Ante a sucumbência mínima do INSS, condeno a parte autora a pagar custas processuais e honorários de advogado, arbitrados em 10% (dez por cento) sobre o valor atualizado da causa, suspensa, porém, a exigibilidade, na forma do art. 98, § 3.º, do CPC, por se tratar de beneficiária da gratuidade da justiça.

Posto isso, mantenho o reconhecimento do exercício de atividade rural no período compreendido entre 1.º/6/1956 a 31/12/1968  e dou parcial provimento ao apelo do INSS para julgar improcedente o pedido de concessão da aposentadoria por idade, na forma da fundamentação.

É o voto.

 

 

 

THEREZINHA CAZERTA
Desembargadora Federal Relatora

 

 



E M E N T A

 

PREVIDENCIÁRIO. ART. 143 DA LEI N.º 8.213/91. DECLARAÇÃO DE TEMPO DE ATIVIDADE RURAL. APOSENTADORIA POR IDADE A TRABALHADOR RURAL. EXIGÊNCIA DE COMPROVAÇÃO DA ATIVIDADE DE RURÍCOLA NO PERÍODO ANTERIOR AO REQUERIMENTO. IMPOSSIBILIDADE DE CONCESSÃO DO BENEFÍCIO.

- A atividade rural deve ser comprovada por meio de início de prova material, aliada à prova testemunhal.

- Restou comprovados nos autos o exercício de atividade rural de 1.º/6/1956 a 31/12/1968.

- A autora não declarou qualquer exercício de atividade rural após 1968.

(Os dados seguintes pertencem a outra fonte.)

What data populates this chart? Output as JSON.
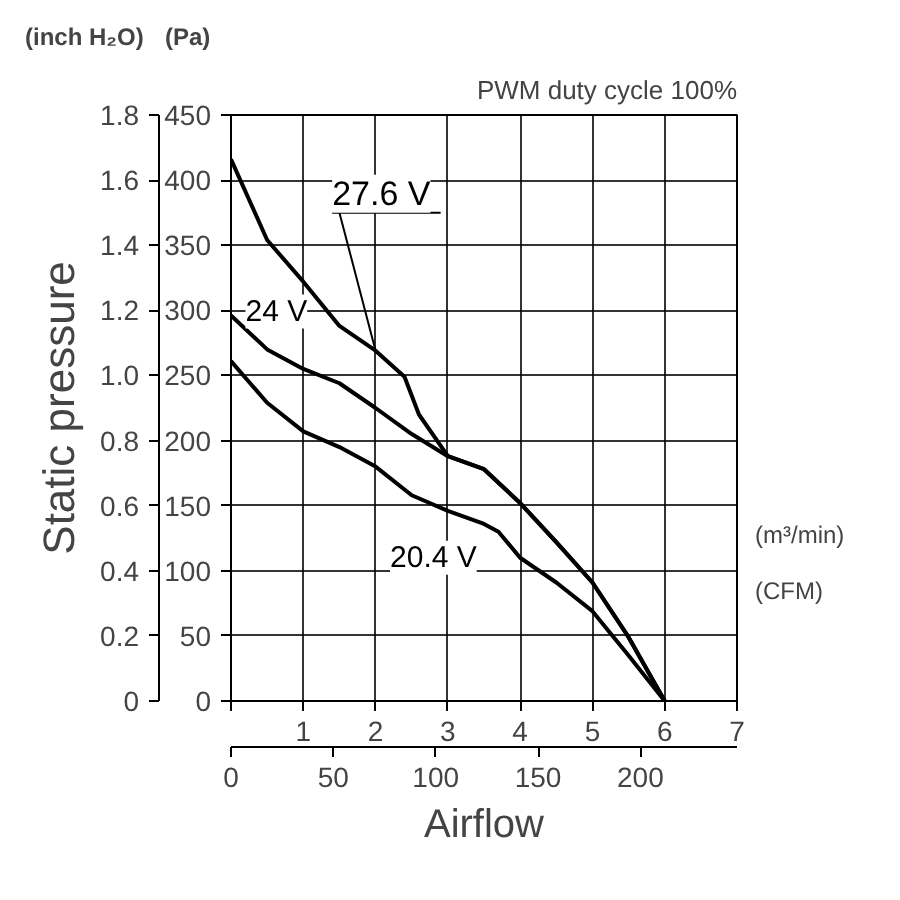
{
  "chart_data": {
    "type": "line",
    "title": "PWM duty cycle 100%",
    "y2label": "Static pressure",
    "x2label": "Airflow",
    "annotations": [
      "(inch H₂O)",
      "(Pa)",
      "(m³/min)",
      "(CFM)"
    ],
    "x": [
      0,
      0.5,
      1,
      1.5,
      2,
      2.5,
      3,
      3.5,
      4,
      4.5,
      5,
      5.5,
      6
    ],
    "series": [
      {
        "name": "27.6 V",
        "color": "#000000",
        "x": [
          0,
          0.5,
          1,
          1.5,
          2,
          2.4,
          2.6,
          3,
          3.5,
          4,
          4.5,
          5,
          5.5,
          6
        ],
        "values": [
          416,
          354,
          322,
          288,
          269,
          249,
          220,
          188,
          178,
          152,
          122,
          91,
          49,
          0
        ]
      },
      {
        "name": "24 V",
        "color": "#000000",
        "values": [
          296,
          270,
          255,
          244,
          225,
          205,
          188,
          178,
          152,
          122,
          91,
          49,
          0
        ]
      },
      {
        "name": "20.4 V",
        "color": "#000000",
        "x": [
          0,
          0.5,
          1,
          1.5,
          2,
          2.5,
          3,
          3.5,
          3.7,
          4,
          4.5,
          5,
          5.5,
          6
        ],
        "values": [
          261,
          229,
          207,
          195,
          180,
          158,
          146,
          136,
          130,
          110,
          91,
          69,
          35,
          0
        ]
      }
    ],
    "xlim": [
      0,
      7
    ],
    "xticks": [
      {
        "value": 0,
        "label": null
      },
      1,
      2,
      3,
      4,
      5,
      6,
      7
    ],
    "ylim": [
      0,
      450
    ],
    "yticks": [
      0,
      50,
      100,
      150,
      200,
      250,
      300,
      350,
      400,
      450
    ],
    "y2lim": [
      0,
      1.8
    ],
    "y2ticks": [
      0,
      0.2,
      0.4,
      0.6,
      0.8,
      {
        "value": 1.0,
        "label": "1.0"
      },
      1.2,
      1.4,
      1.6,
      1.8
    ],
    "x2lim": [
      0,
      247.2
    ],
    "x2ticks": [
      0,
      50,
      100,
      150,
      200
    ],
    "grid": true,
    "marker": "none",
    "line_style": "solid"
  }
}
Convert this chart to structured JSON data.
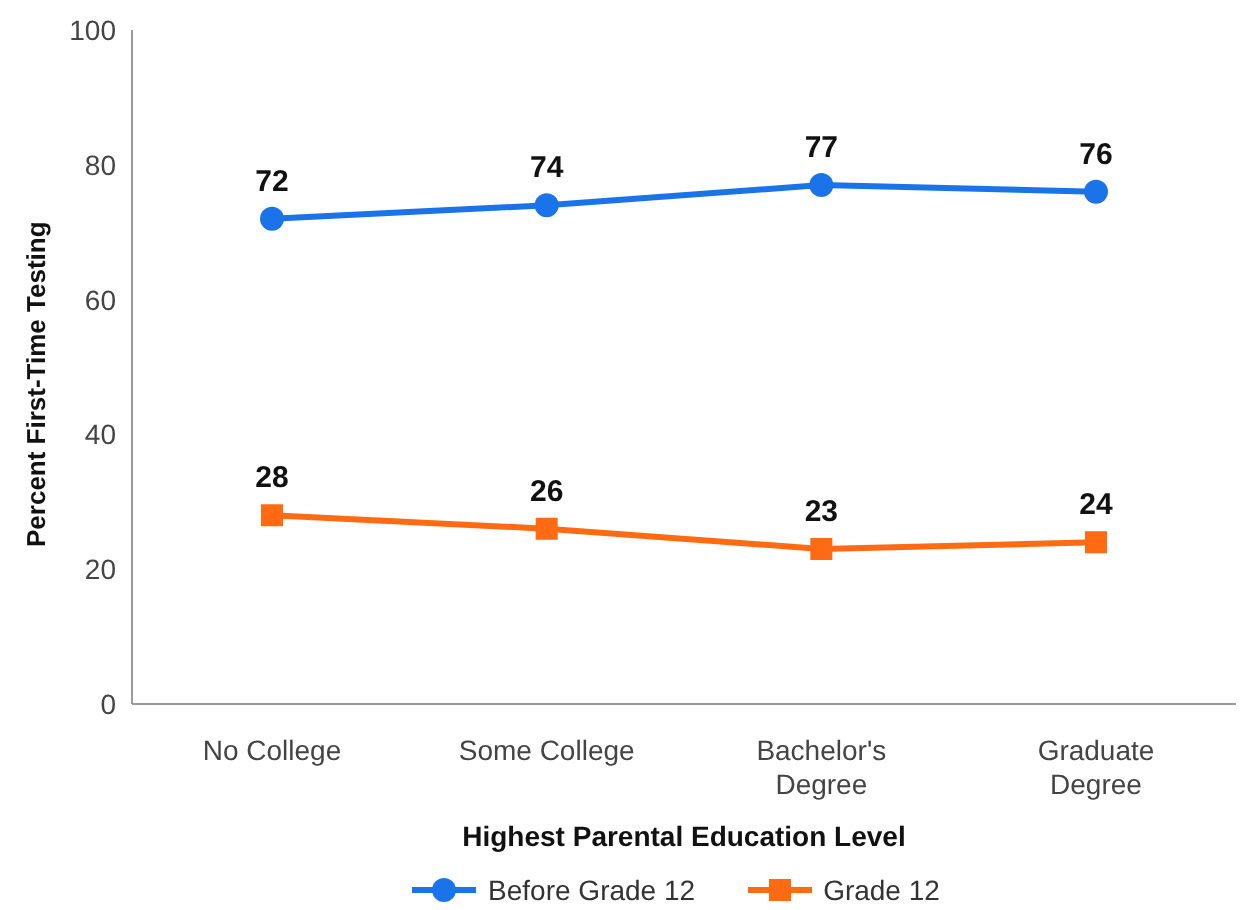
{
  "chart_data": {
    "type": "line",
    "xlabel": "Highest Parental Education Level",
    "ylabel": "Percent First-Time Testing",
    "categories": [
      "No College",
      "Some College",
      "Bachelor's Degree",
      "Graduate Degree"
    ],
    "series": [
      {
        "name": "Before Grade 12",
        "color": "#1a73e8",
        "values": [
          72,
          74,
          77,
          76
        ],
        "marker": "circle"
      },
      {
        "name": "Grade 12",
        "color": "#ff6a13",
        "values": [
          28,
          26,
          23,
          24
        ],
        "marker": "square"
      }
    ],
    "ylim": [
      0,
      100
    ],
    "yticks": [
      0,
      20,
      40,
      60,
      80,
      100
    ],
    "grid": false,
    "legend": "bottom",
    "data_labels": true,
    "line_style": "solid"
  }
}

- Indeferida a concessão do benefício.


  ACÓRDÃO

Vistos e relatados estes autos em que são partes as acima indicadas, a Oitava Turma, por unanimidade, manteve o reconhecimento do exercício de atividade rural no período compreendido entre 1.º/6/1956 a 31/12/1968 e deu parcial provimento ao apelo do INSS, nos termos do relatório e voto que ficam fazendo parte integrante do presente julgado.